Air mata Hanna terus jatuh setetes demi setetes. Ia tidak bisa menangis keras. Ia hanya bisa terisak kecil. Ia tidak ingin menyesali keputusannya, tapi tetap saja hatinya ingin melakukan itu.

Dengan tangan bergetar, ia mengusap ponsel layar sentuhnya untuk menghubungi keluarganya. Setelah beberapa detik menunggu, akhirnya ada yang mengangkat panggilannya.

"Assalaamualaikum." terdengar suara wanita yang paling Hanna rindukan yang sekarang menjadi lawan bicaranya.

"Wa- waalaikumussalam warahmatullahi wabarakaatuh, ibu..." Hanna yang sudah berusaha keras menahan diri agar tidak terdengar sedih, akhirnya gagal. Suara isakan tangisnya sangat mustahil untuk ditutupi.

"Jangan menangis sayang... Ibu tau ini berat untukmu, tapi Allah tidak akan menyakitimu dengan takdir ini. Allah pasti menyimpan sesuatu yang indah di akhirnya." ibu Hanna sudah tau tentang pernikahan Hanna dari istri Habib. Awalnya hanya rencana untuk menanyakan hal ini kepada Hanna yang diberitahukan kepadanya. Tapi setelah Hanna menghubunginya dengan nada kesedihan ini, ia yakin kalau Hanna pasti sudah mengiyakan pertanyaan itu.

Hanna masih terisak tidak mampu bicara. Ibu Hanna pun akhirnya ikut menangis karena merasakan kesedihan putrinya saat ini.

"Maaf sayang...  Tidak seperti orang lain, kamu harus menangani ini semua sendirian di sana. Ibu benar-benar minta maaf karena tidak bisa menemanimu di saat-saat seperti ini. Seharusnya saat ini ibu memelukmu dan mengusap punggungmu, mengatakan kalau ini adalah takdir yang sudah Allah tentukan dan menghiburmu sampai kamu tersenyum lagi. Maaf karena kami tidak bisa datang dan menyaksikan pernikahanmu nanti, tidak bisa melihatmu di rias bak pengantin tercantik di dunia. Kami hanya bisa mendoakanmu di sini, mengirimimu setiap harapan terbaik kami untuk kehidupan pernikahanmu nanti. Maaf sayang... Ibu benar-benar minta maaf..." ibu Hanna menjauhkan ponselnya dari wajahnya, menutup paksa mulutnya, berharap suara isakan tangisnya tidak akan terdengar oleh putri kesayangannya.

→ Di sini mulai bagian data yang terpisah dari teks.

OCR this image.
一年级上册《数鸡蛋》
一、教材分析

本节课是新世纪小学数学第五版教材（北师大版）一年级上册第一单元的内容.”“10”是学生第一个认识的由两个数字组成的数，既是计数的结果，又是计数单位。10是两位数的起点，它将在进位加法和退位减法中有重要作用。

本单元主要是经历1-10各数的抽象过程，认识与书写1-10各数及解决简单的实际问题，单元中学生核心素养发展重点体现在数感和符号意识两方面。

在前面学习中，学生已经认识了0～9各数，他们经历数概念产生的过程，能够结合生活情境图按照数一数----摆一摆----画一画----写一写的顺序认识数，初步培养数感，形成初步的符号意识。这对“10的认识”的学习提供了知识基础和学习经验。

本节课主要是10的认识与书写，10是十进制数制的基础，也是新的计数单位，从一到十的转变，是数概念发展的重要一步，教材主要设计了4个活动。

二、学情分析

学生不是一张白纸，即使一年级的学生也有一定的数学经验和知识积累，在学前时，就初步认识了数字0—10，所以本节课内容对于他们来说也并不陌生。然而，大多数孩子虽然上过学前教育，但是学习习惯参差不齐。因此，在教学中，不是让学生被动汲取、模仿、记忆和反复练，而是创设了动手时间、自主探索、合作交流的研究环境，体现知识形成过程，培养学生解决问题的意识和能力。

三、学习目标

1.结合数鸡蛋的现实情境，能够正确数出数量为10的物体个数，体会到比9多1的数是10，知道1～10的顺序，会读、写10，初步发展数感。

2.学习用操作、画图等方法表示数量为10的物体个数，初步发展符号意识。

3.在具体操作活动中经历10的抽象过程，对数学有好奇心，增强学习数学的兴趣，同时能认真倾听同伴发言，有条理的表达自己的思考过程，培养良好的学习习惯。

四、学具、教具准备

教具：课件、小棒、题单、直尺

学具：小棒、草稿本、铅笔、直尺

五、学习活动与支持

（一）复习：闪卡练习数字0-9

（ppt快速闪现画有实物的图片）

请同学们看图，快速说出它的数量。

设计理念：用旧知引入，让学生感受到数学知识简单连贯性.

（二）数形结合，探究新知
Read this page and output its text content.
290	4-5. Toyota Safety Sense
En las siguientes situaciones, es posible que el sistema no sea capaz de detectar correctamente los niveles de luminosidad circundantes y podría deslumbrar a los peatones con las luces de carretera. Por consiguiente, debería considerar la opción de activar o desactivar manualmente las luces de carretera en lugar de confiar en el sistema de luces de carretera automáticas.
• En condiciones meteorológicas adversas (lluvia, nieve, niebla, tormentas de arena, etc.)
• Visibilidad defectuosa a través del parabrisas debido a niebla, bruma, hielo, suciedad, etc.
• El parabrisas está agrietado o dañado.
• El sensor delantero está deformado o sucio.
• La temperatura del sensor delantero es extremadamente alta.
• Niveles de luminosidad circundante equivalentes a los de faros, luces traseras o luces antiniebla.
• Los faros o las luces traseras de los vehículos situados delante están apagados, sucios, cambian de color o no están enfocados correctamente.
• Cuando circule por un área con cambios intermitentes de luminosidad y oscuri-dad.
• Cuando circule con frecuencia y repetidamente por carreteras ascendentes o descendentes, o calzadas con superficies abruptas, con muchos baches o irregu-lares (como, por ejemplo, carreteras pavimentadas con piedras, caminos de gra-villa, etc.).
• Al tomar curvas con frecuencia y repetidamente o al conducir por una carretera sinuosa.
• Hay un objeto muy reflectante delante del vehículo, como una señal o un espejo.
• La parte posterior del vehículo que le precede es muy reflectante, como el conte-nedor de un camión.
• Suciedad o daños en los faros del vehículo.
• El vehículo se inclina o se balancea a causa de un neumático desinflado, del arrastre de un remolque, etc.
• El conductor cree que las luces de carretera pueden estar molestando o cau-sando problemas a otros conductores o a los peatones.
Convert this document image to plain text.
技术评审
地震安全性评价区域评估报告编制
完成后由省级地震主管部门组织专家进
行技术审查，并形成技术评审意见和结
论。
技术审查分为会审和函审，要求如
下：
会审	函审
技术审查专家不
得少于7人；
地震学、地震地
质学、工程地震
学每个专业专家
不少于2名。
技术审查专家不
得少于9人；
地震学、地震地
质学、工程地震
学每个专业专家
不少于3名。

Hanna melakukan hal yang sama. Ia menutup rapat mulutnya. Menekan-nekan dadanya yang mulai terasa sakit. Dengan susah payah ia mencoba mengembalikan ketenangannya.

"Ibu... Jangan meminta maaf. Jangan membuat Hanna merasa bersalah karena membuat ibu meneteskan air mata ibu yang berharga itu. Hanna berjanji, Hanna akan menerima pernikahan ini dan hidup bahagia. Jadi ibu jangan cemas, jangan pernah bersedih karena mengira Hanna tidak ikhlas dengan pernikahan ini. Hanna baik-baik saja di sini. Kalian juga harus baik-baik saja di sana. Seperti yang ibu bilang, di akhir semua ini pasti ada sesuatu yang indah untuk kita."

*

Hanna duduk gelisah di kamarnya. Sekarang calon suaminya sedang melaksanakan akad pernikahan di ruang tamu dengan Habib. Ayahnya yang tidak bisa hadir meminta Habib sebagai penggantinya untuk menjadi wali nikahnya Hanna.

Tidak ada acara meriah, hanya ada sedikit tamu yaitu beberapa Habib dan teman-teman dari calon suaminya. Hanna sendirian. Ia tidak bisa melalui ini semua dengan teman-temannya, terutama Ayu, sahabat kesayangannya bahkan keluarganya. Sekarang bahkan ia sama sekali tidak terlihat seperti pengantin. Ia masih memakai pakaian hariannya seperti biasa. Ini semua karena setelah pernikahan ini, ia akan langsung berangkat dengan suaminya ke Malaysia. Bukan untuk bulan madu atau semacamnya, tapi ini adalah bagian dari rencana perjalan panjangnya yang harus ia lewati untuk bisa ke Tarim.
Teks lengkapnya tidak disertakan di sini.